Hybrid Photonic-digital Accelerator for Attention Mechanism
Huize Li, Dan Chen, Tulika Mitra

TL;DR
HyAtten is a novel hybrid photonic-digital accelerator for attention mechanisms that reduces signal conversion overhead, boosting performance and energy efficiency in Transformer computations.
Contribution
It introduces a hybrid approach combining photonic and digital processing with a signal comparator to minimize conversion overhead and improve efficiency.
Findings
Achieves 9.8X performance/area improvement over state-of-the-art.
Attains 2.2X energy-efficiency/area enhancement.

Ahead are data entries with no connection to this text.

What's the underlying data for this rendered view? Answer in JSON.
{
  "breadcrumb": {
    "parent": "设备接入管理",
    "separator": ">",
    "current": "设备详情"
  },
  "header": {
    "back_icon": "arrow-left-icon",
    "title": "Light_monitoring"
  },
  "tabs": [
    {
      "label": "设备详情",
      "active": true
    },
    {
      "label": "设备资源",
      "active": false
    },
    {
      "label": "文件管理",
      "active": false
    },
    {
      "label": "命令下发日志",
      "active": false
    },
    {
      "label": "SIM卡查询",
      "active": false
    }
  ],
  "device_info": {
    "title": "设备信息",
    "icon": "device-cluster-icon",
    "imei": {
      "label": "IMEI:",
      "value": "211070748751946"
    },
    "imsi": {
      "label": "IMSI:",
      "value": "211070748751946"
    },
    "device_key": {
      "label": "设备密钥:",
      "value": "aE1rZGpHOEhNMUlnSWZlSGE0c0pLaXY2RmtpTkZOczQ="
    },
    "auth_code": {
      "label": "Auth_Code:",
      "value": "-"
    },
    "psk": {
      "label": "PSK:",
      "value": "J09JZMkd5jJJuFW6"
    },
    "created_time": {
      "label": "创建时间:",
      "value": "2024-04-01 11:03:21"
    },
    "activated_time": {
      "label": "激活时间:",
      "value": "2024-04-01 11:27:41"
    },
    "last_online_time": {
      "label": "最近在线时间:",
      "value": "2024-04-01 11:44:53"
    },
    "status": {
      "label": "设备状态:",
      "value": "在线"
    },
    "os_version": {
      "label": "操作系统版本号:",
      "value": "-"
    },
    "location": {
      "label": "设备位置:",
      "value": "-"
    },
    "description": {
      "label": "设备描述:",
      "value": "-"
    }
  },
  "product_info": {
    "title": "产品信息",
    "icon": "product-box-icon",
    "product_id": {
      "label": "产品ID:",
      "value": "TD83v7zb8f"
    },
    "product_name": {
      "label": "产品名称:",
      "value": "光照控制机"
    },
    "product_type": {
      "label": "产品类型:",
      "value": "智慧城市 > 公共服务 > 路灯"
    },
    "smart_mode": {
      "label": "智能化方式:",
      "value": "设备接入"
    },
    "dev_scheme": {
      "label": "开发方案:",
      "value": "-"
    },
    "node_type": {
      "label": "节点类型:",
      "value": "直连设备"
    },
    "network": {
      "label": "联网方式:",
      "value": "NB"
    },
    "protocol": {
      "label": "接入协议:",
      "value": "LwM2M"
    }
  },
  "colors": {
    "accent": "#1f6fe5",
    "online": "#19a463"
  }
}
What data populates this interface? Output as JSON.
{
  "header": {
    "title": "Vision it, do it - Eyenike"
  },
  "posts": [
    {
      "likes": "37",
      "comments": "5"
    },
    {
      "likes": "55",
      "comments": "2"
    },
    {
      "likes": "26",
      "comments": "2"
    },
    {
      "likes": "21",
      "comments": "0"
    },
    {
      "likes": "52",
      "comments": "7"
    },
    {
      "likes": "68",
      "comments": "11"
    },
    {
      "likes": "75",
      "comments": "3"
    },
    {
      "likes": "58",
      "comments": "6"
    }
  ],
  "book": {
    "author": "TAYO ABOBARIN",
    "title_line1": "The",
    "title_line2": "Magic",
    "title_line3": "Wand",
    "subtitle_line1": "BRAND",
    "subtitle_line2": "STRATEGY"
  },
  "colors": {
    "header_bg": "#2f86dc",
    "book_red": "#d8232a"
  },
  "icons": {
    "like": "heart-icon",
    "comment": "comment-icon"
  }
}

Effectively reduces signal conversion overhead in photonic accelerators.
Abstract
The wide adoption and substantial computational resource requirements of attention-based Transformers have spurred the demand for efficient hardware accelerators. Unlike digital-based accelerators, there is growing interest in exploring photonics due to its high energy efficiency and ultra-fast processing speeds. However, the significant signal conversion overhead limits the performance of photonic-based accelerators. In this work, we propose HyAtten, a photonic-based attention accelerator with minimize signal conversion overhead. HyAtten incorporates a signal comparator to classify signals into two categories based on whether they can be processed by low-resolution converters. HyAtten integrates low-resolution converters to process all low-resolution signals, thereby boosting the parallelism of photonic computing. For signals requiring high-resolution conversion, HyAtten uses digital…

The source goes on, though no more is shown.